Differences from Random123
--------------------------

This code is inspired by the Random123 library, but there are
significant differences.

New terminology:  threefry<2, uint64_t> is a "Pseudo-Random Function"
(PRF).  PRFs take a key_type as a constructor argument, and are
bijections on their ctr_type.  Thus, instead of:

   typedef r123::Threefry2x64 r123_t;
   r123_t::ctr_type c;
   r123_t::key_type k
   r123_t::ctr_type r = r123_t(c, k)

You now say:

   typedef boost::random::threefry<2, uint64_t> prf_t;
   prf_t::key_type k;
   prf_t myprf(k);
   prf_t::domain_type c;
   prf_t::range_type r = myprf(c);
   // Or alternatively, (more reminiscent of Random123)
   prf_t::range_type r2 = prf_t(k)(c);

AESNI
-----

Use of AESNI is tricky because we want both compile-time and
runtime control over whether AESNI is used.  The compile-time
control is determined by BOOST_HAS_AESNI, which we assume will be
set by some config file based on compiler-specific symbols
(__AES__, __x86_64__, __ICC, __GNUC__) and possible user-overrides.

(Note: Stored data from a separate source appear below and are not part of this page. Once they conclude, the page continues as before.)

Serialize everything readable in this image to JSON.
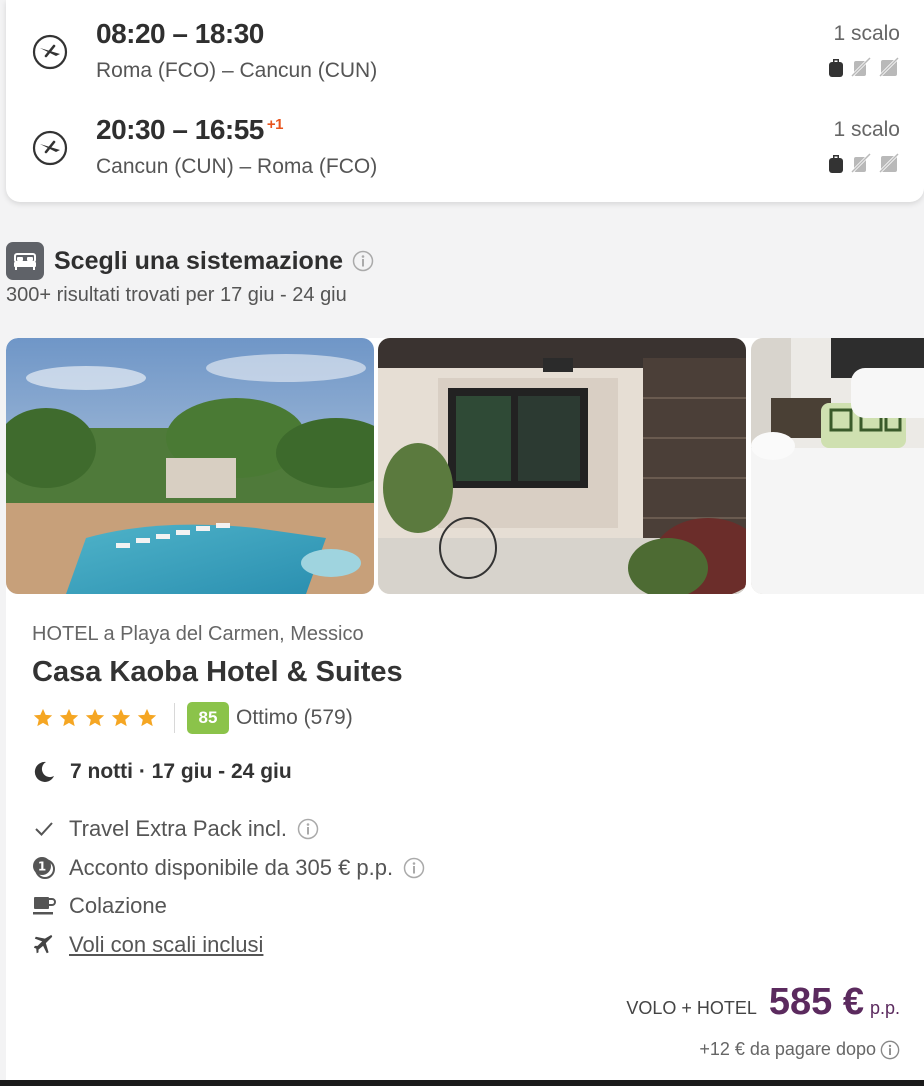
{
  "flights": [
    {
      "times": "08:20 – 18:30",
      "plus_day": "",
      "route": "Roma (FCO) – Cancun (CUN)",
      "stops": "1 scalo"
    },
    {
      "times": "20:30 – 16:55",
      "plus_day": "+1",
      "route": "Cancun (CUN) – Roma (FCO)",
      "stops": "1 scalo"
    }
  ],
  "accommodation": {
    "title": "Scegli una sistemazione",
    "subtitle": "300+ risultati trovati per 17 giu - 24 giu"
  },
  "hotel": {
    "location": "HOTEL a Playa del Carmen, Messico",
    "name": "Casa Kaoba Hotel & Suites",
    "stars": 5,
    "score": "85",
    "score_label": "Ottimo (579)",
    "nights": "7 notti · 17 giu - 24 giu",
    "features": [
      {
        "icon": "check-icon",
        "text": "Travel Extra Pack incl."
      },
      {
        "icon": "deposit-icon",
        "text": "Acconto disponibile da 305 € p.p."
      },
      {
        "icon": "coffee-icon",
        "text": "Colazione"
      },
      {
        "icon": "plane-icon",
        "text": "Voli con scali inclusi"
      }
    ],
    "price_label": "VOLO + HOTEL",
    "price": "585 €",
    "price_unit": "p.p.",
    "pay_later": "+12 € da pagare dopo"
  },
  "colors": {
    "accent_price": "#5b2a5e",
    "score_badge": "#8bc34a",
    "plus_day": "#e8541e",
    "star": "#f5a623"
  }
}
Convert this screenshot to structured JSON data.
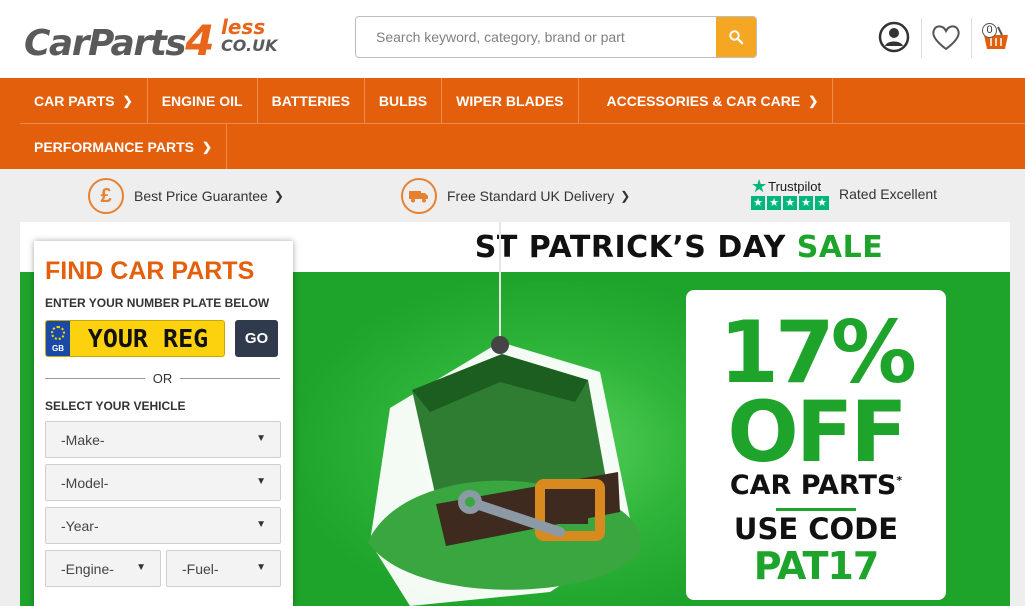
{
  "header": {
    "logo": {
      "main": "CarParts",
      "four": "4",
      "less": "less",
      "couk": "CO.UK"
    },
    "search": {
      "placeholder": "Search keyword, category, brand or part"
    },
    "basket_count": "0"
  },
  "nav": {
    "row1": [
      {
        "label": "CAR PARTS",
        "chevron": true
      },
      {
        "label": "ENGINE OIL",
        "chevron": false
      },
      {
        "label": "BATTERIES",
        "chevron": false
      },
      {
        "label": "BULBS",
        "chevron": false
      },
      {
        "label": "WIPER BLADES",
        "chevron": false
      },
      {
        "label": "ACCESSORIES & CAR CARE",
        "chevron": true
      }
    ],
    "row2": [
      {
        "label": "PERFORMANCE PARTS",
        "chevron": true
      }
    ]
  },
  "usp": {
    "price": "Best Price Guarantee",
    "delivery": "Free Standard UK Delivery",
    "trustpilot_brand": "Trustpilot",
    "rating": "Rated Excellent"
  },
  "banner": {
    "headline_black": "ST PATRICK’S DAY",
    "headline_green": "SALE",
    "discount": "17%",
    "off": "OFF",
    "category": "CAR PARTS",
    "asterisk": "*",
    "use_code": "USE CODE",
    "code": "PAT17"
  },
  "finder": {
    "title": "FIND CAR PARTS",
    "plate_label": "ENTER YOUR NUMBER PLATE BELOW",
    "plate_country": "GB",
    "plate_placeholder": "YOUR REG",
    "go": "GO",
    "or": "OR",
    "select_label": "SELECT YOUR VEHICLE",
    "make": "-Make-",
    "model": "-Model-",
    "year": "-Year-",
    "engine": "-Engine-",
    "fuel": "-Fuel-"
  },
  "colors": {
    "brand_orange": "#e35f0c",
    "search_button": "#f5a623",
    "banner_green": "#1ea32b",
    "trustpilot_green": "#00b67a",
    "plate_yellow": "#fcd20e",
    "go_button": "#2f3b4c"
  }
}
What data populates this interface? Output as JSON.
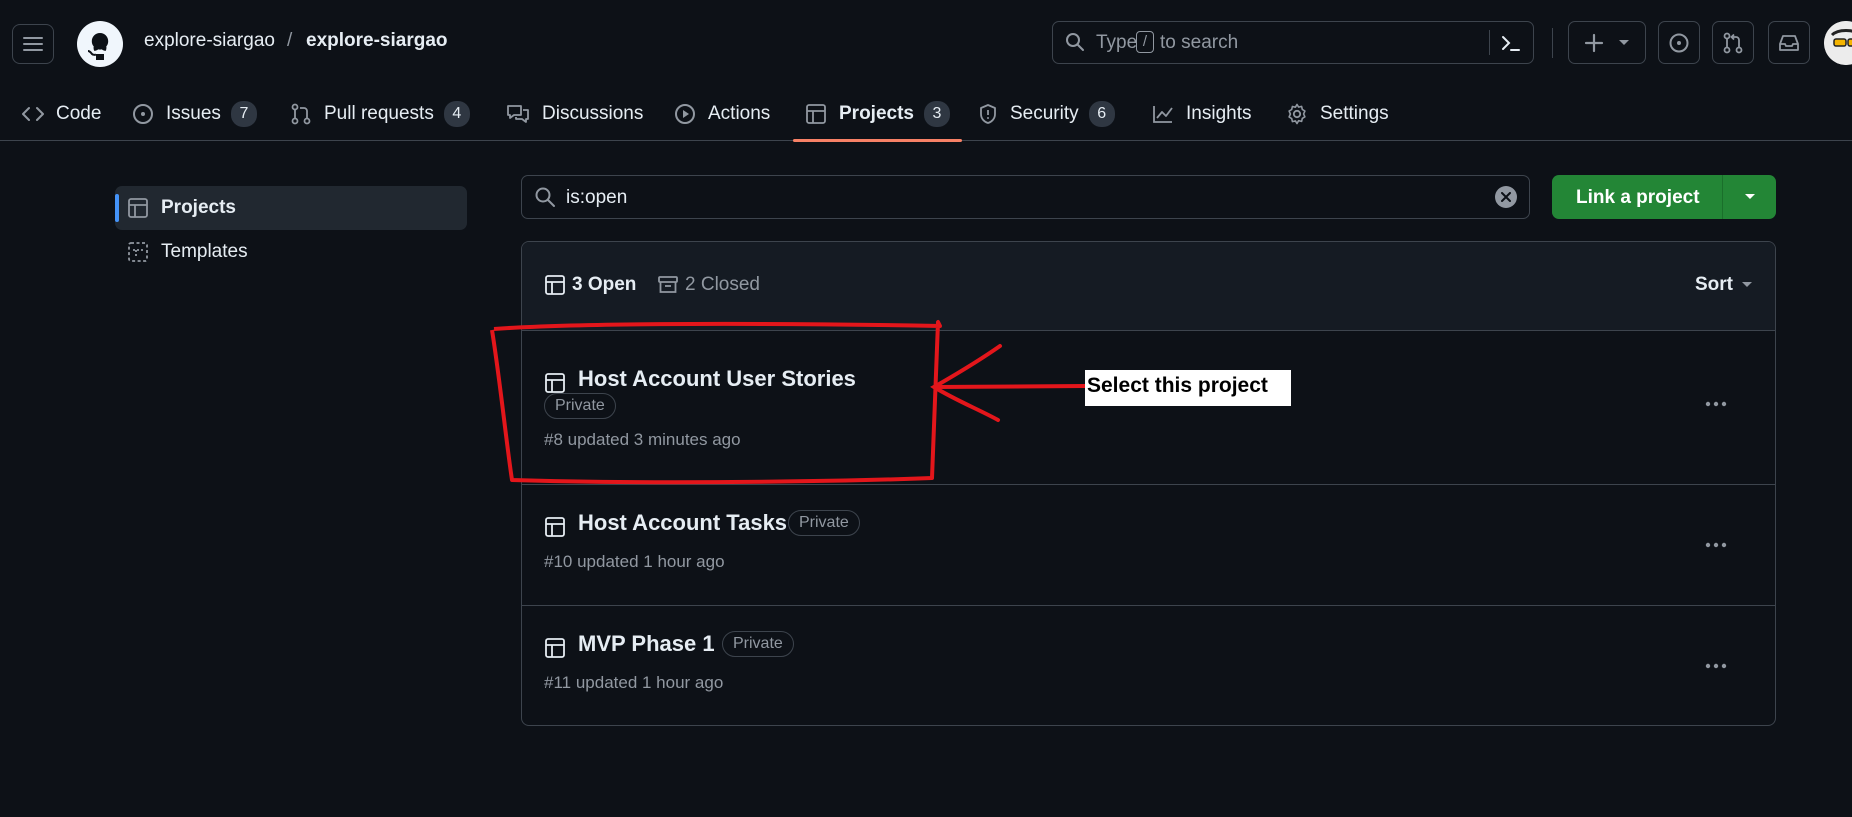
{
  "header": {
    "owner": "explore-siargao",
    "separator": "/",
    "repo": "explore-siargao",
    "search": {
      "prefix": "Type",
      "key": "/",
      "suffix": "to search"
    }
  },
  "nav": {
    "tabs": [
      {
        "label": "Code",
        "icon": "code-icon"
      },
      {
        "label": "Issues",
        "count": "7",
        "icon": "issue-icon"
      },
      {
        "label": "Pull requests",
        "count": "4",
        "icon": "pull-request-icon"
      },
      {
        "label": "Discussions",
        "icon": "discussions-icon"
      },
      {
        "label": "Actions",
        "icon": "play-icon"
      },
      {
        "label": "Projects",
        "count": "3",
        "icon": "table-icon",
        "active": true
      },
      {
        "label": "Security",
        "count": "6",
        "icon": "shield-icon"
      },
      {
        "label": "Insights",
        "icon": "graph-icon"
      },
      {
        "label": "Settings",
        "icon": "gear-icon"
      }
    ]
  },
  "sidebar": {
    "items": [
      {
        "label": "Projects",
        "active": true,
        "icon": "table-icon"
      },
      {
        "label": "Templates",
        "icon": "template-icon"
      }
    ]
  },
  "filter": {
    "value": "is:open"
  },
  "link_button": {
    "label": "Link a project"
  },
  "list": {
    "open_label": "3 Open",
    "closed_label": "2 Closed",
    "sort_label": "Sort",
    "projects": [
      {
        "title": "Host Account User Stories",
        "badge": "Private",
        "meta": "#8 updated 3 minutes ago"
      },
      {
        "title": "Host Account Tasks",
        "badge": "Private",
        "meta": "#10 updated 1 hour ago"
      },
      {
        "title": "MVP Phase 1",
        "badge": "Private",
        "meta": "#11 updated 1 hour ago"
      }
    ]
  },
  "annotation": {
    "text": "Select this project",
    "color": "#e3161b"
  },
  "colors": {
    "background": "#0d1117",
    "accent_underline": "#f78166",
    "primary_button": "#238636",
    "muted_text": "#9198a1"
  }
}
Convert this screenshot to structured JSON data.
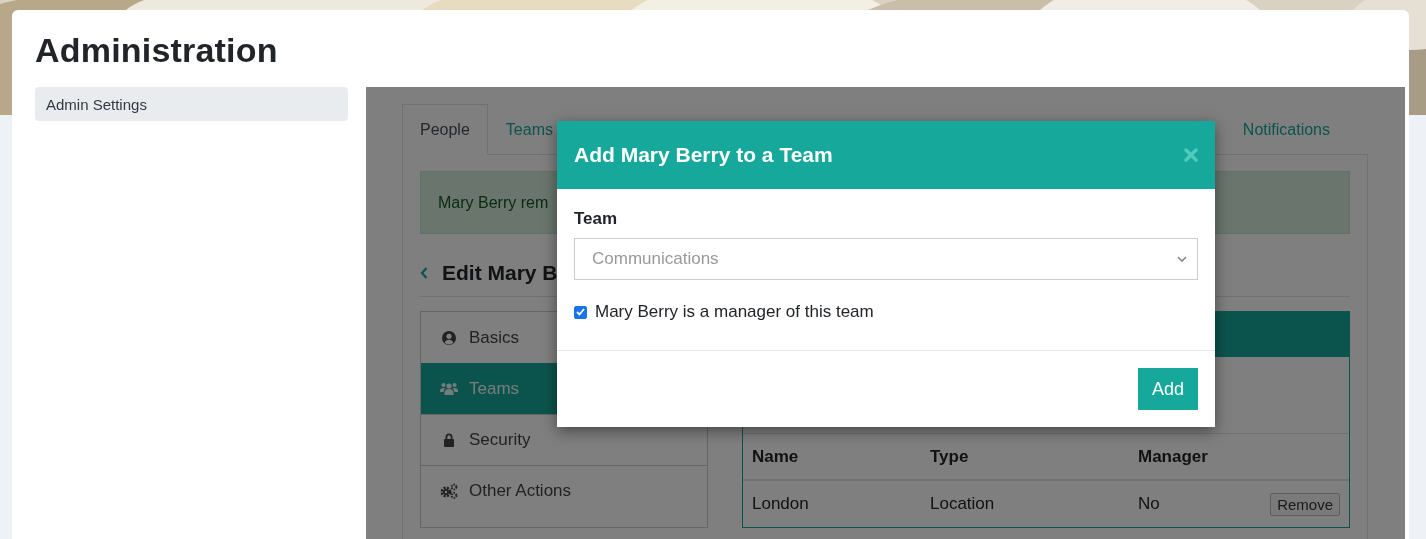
{
  "page": {
    "title": "Administration"
  },
  "sidebar": {
    "items": [
      {
        "label": "Admin Settings",
        "selected": true
      }
    ]
  },
  "tabs": [
    {
      "label": "People",
      "selected": true
    },
    {
      "label": "Teams",
      "selected": false
    },
    {
      "label": "Notifications",
      "selected": false
    }
  ],
  "alert": {
    "text": "Mary Berry rem"
  },
  "heading": {
    "text": "Edit Mary B"
  },
  "nav": [
    {
      "label": "Basics",
      "kind": "user",
      "selected": false
    },
    {
      "label": "Teams",
      "kind": "users",
      "selected": true
    },
    {
      "label": "Security",
      "kind": "lock",
      "selected": false
    },
    {
      "label": "Other Actions",
      "kind": "gears",
      "selected": false
    }
  ],
  "teams_table": {
    "columns": [
      "Name",
      "Type",
      "Manager"
    ],
    "rows": [
      {
        "cells": [
          "London",
          "Location",
          "No"
        ],
        "action": "Remove"
      }
    ]
  },
  "modal": {
    "title": "Add Mary Berry to a Team",
    "field_label": "Team",
    "select_value": "Communications",
    "checkbox": {
      "label": "Mary Berry is a manager of this team",
      "checked": true
    },
    "button": "Add"
  }
}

But even if AESNI support is compiled in, we have to detect it and
fall back to a software implementation at runtime if it's not
available.  The check requires either an asm with GCC-compatible
compilers or an intrinsic with MSVC-compatible compilers.

Endianness is another complication.  The AESNI implementation only
works on x86_64 platforms, so it is not endian-sensitive.  In fact,
it *defines* how multi-byte quantities are to be interpreted.  In
contrast, the software implementation has to be endian-aware.  The
current implementation has not been tested with other endians, and
hence is almost certainly broken.

And finally, the AESNI intrinsics are *very* fast.  We don't want to
weigh them down with lots of runtime checks.  With AESNI enabled, the
runtime overhead should cost no more than a single conditional at the
top of operator()(c).  The choice between hardware and software AES is
controlled by a member data field, useAESNI, of the prf class.  If hw
AES is compiled in, useAESNI is initialized by a runtime check of the
CPU capabilities.  It can be changed with a mutator method.  If hw AES
is not compiled in, useAESNI is initialized false and it is an error
to try to set it to true.

In detail/aes_impl.hpp, we implement two classes:
 detail::hw128
 detail::sw128

with a common interface that minimally meets the needs of AES and ARS.
The interface includes +=, ^= constructors from array<uintW, N>,
aesenc, and aeskeygenassist primitives, etc.  The crucial functions in
AES and ARS are then written with a template parameter that is
assumed to provide the interface.

An idiom like:
#if BOOST_HAS_AESNI
    if( useAESNI )
        method<detail::hw128>(args);
    else
#endif
        method<detail::sw128>(args);
gives the desired compile-time and runtime control.